If this helps but there is continued breakthrough coughing/wheezing, one can always give the albuterol during the game; however, it is preferable to try to prevent the symptoms from occurring. Once you start wheezing you have already lost a significant percentage of your lung function and the performance will be compromised. Medication such as Singulair can be taken as a pill once a day. Another inhaler, Cromalyn or Intal, can be given one hour prior to sports. Both of these work well. A third inhaler, Atrovent, is highly effective in exercise induced asthma but has the unfortunate side effect of drying the mouth. I will use this as last resort with a spacer ½ hour prior to sports (with albuterol).

How does the physician determine what to do?

This is where you, the coach, is critical.

First, keep an eye on the athletes. If you notice any coughing or wheezing in response to exercise, mention it to a family member. Many teens will never mention it to their parents.

If the child is prescribed an inhaler, make sure he/she takes it appropriately prior to the game. Many with the older inhalers will deliberately forget their spacer. If they do this, it is less likely that the prescribed amount of medicine will be absorbed. If the athlete still wheezes while taking medicine, again, mention it to their parents. There are several treatment modalities; unfortunately, follow-up is often poor and the athlete will continue to wheeze.

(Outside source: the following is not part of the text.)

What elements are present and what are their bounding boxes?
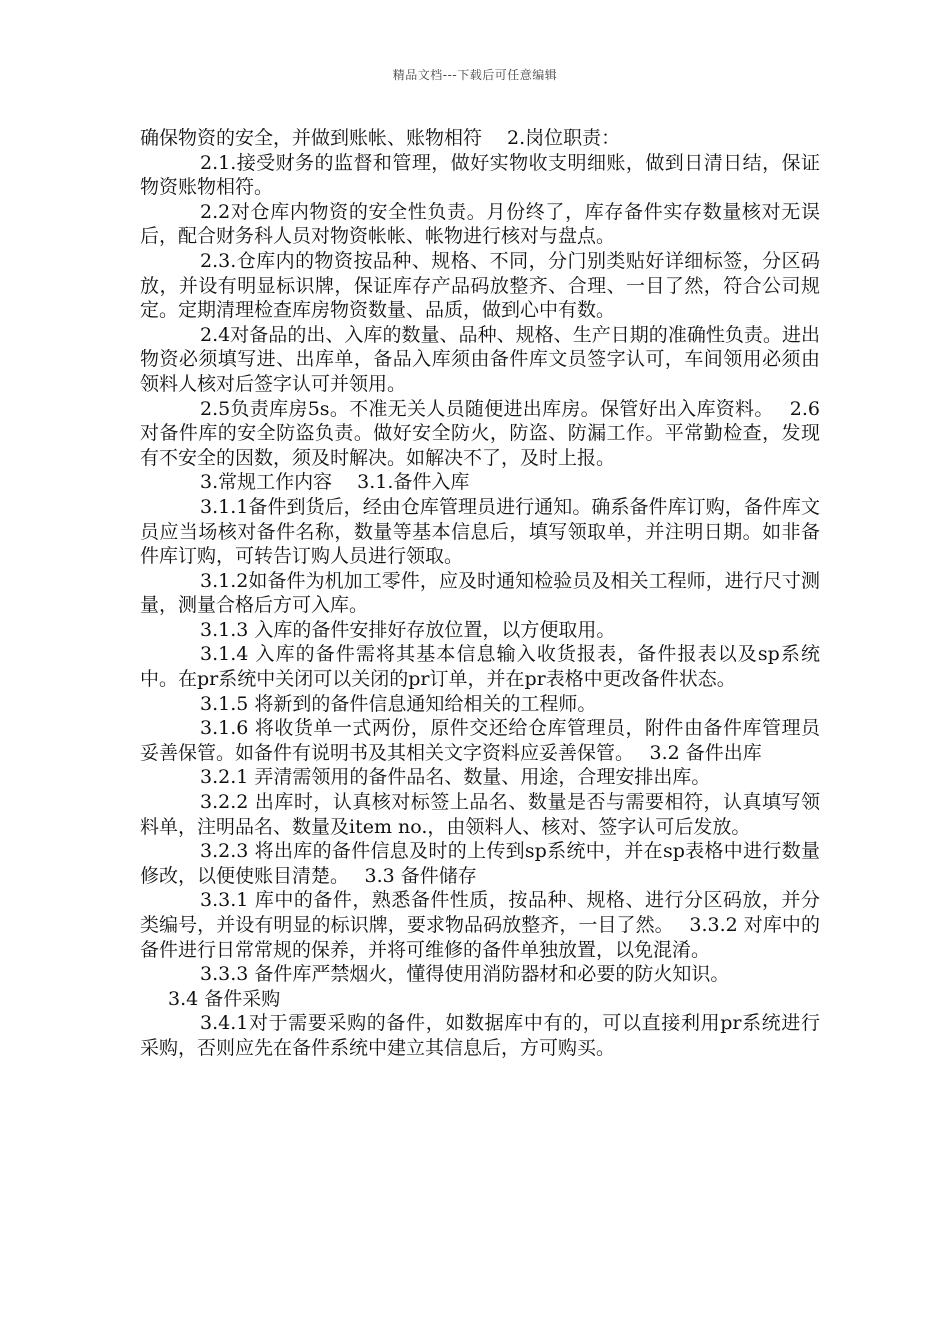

Finally, warm-up is critical. The asthmatic patient requires a longer warm-up gradually building up to top speed. If the asthmatic is a sub, have him jog on the sidelines for 10 to 15 minutes prior to going in.

As I mentioned, with most cases of exercise induced asthma, the history and description of events is critical. Treatment involves trying a medicine and, if not effective, adding more. As a physician, I rely on feedback from both the athlete who is often in denial and the parent (who hears from you, the coach).